Market landscape (the pre-Manus scout):

I'm considering [decision]. Research the current landscape: who the
main players are, how they price, and what's changed in the last
year. Cite your sources, and flag anywhere your sources disagree
with each other.

That last clause is my favorite trick anywhere in my stack. Where sources disagree is usually where the real answer lives, and where a single confident summary would have misled you.

Fact-check before publishing:

I'm about to publish this claim: "[claim]". Is it accurate as written?
What's the strongest source for it, and what would a critic say?

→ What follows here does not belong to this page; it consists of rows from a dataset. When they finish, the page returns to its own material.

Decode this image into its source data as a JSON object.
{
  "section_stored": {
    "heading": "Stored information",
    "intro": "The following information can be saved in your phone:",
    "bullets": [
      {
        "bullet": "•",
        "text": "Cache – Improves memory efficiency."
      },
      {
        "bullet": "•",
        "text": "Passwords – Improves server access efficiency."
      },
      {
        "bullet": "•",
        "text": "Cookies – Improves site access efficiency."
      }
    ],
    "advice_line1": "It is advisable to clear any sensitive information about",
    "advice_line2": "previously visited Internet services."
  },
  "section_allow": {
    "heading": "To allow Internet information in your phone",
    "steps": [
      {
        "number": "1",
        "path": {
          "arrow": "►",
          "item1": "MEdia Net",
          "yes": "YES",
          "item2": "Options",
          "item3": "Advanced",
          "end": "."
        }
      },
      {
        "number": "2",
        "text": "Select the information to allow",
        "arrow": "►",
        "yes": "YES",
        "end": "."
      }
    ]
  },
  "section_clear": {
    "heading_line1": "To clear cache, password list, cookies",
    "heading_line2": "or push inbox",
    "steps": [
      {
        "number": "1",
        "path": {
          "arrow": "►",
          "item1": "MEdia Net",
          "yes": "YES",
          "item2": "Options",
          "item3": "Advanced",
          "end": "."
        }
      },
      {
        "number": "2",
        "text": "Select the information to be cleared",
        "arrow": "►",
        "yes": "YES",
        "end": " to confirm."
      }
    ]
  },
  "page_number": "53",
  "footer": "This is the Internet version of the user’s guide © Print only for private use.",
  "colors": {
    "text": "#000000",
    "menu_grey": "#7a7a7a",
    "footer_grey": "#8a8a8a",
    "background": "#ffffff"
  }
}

I run this on statistics before they go in a newsletter. Two minutes, and it has saved me from confidently repeating numbers that turned out to be five years stale.

Vendor/tool comparison:

Compare [tool A] and [tool B] for [my use case] as of right now:
core differences, pricing approach, and known complaints. Cite
sources, and note anything that changed recently.

The "as of right now" matters. Tool landscapes shift monthly, and live search is exactly what chat models are worst at.

Understand a space fast:

Give me a working understanding of [topic] in 10 minutes of reading:
key concepts, main players, current debates, and the 3 best sources
to go deeper.

When I use Perplexity vs. everything else

  • Perplexity: anything where the answer lives on the live web and being wrong costs money. Benchmarks, landscapes, fact-checks, comparisons, "current state of X."
  • Manus: when it stops being a question and becomes a project: multi-step research with a deliverable at the end. If briefing it properly takes a paragraph, it's Manus. (The Manus 101 covers the handoff.)
  • Claude: everything involving MY data and MY voice: writing, strategy, operations, meeting notes. Perplexity knows the internet. Claude knows me.

The one-liner: Perplexity for facts, Manus for projects, Claude for you.

Mistakes to avoid

  • Never clicking the citations. The citations are the feature. If you don't spot-check, you've just got a confident summarizer with better branding.
  • Using it for writing. It's a researcher, not a ghostwriter. Pull the findings out and do the writing where your voice and rules live.
  • Keyword-speak. "social media pricing agency 2026" gets worse results than a full, specific question with your context in it.
  • One-shotting big questions. Follow up. Narrow. Ask what it would ask next. Research is a conversation, and Perplexity keeps the thread.
  • Trusting synthesis over sources on high-stakes calls. The summary is a map. Before you spend real money, read the two or three underlying sources themselves.

FAQ

What's the difference between Perplexity and ChatGPT? ChatGPT is a general assistant that mostly answers from training. Perplexity searches the live web for each question and cites where every claim came from. For research, that difference is everything.

Is Perplexity free? There's a solid free tier. Paid buys more deep research runs and stronger models; upgrade when research becomes a weekly habit instead of an occasional one.

Can I trust Perplexity's answers? Trust them like a smart intern's memo: genuinely useful, verify anything expensive. The design makes verifying take seconds, which is exactly why it's my research default.

Perplexity or Manus? Perplexity for questions and briefings, Manus for multi-step research projects with a deliverable. Start with Perplexity; you'll feel it when a question outgrows the question shape.

Does Perplexity replace Google? For question-shaped searches, mostly yes. For navigation (finding a specific site or doc you already know exists), Google's still fine.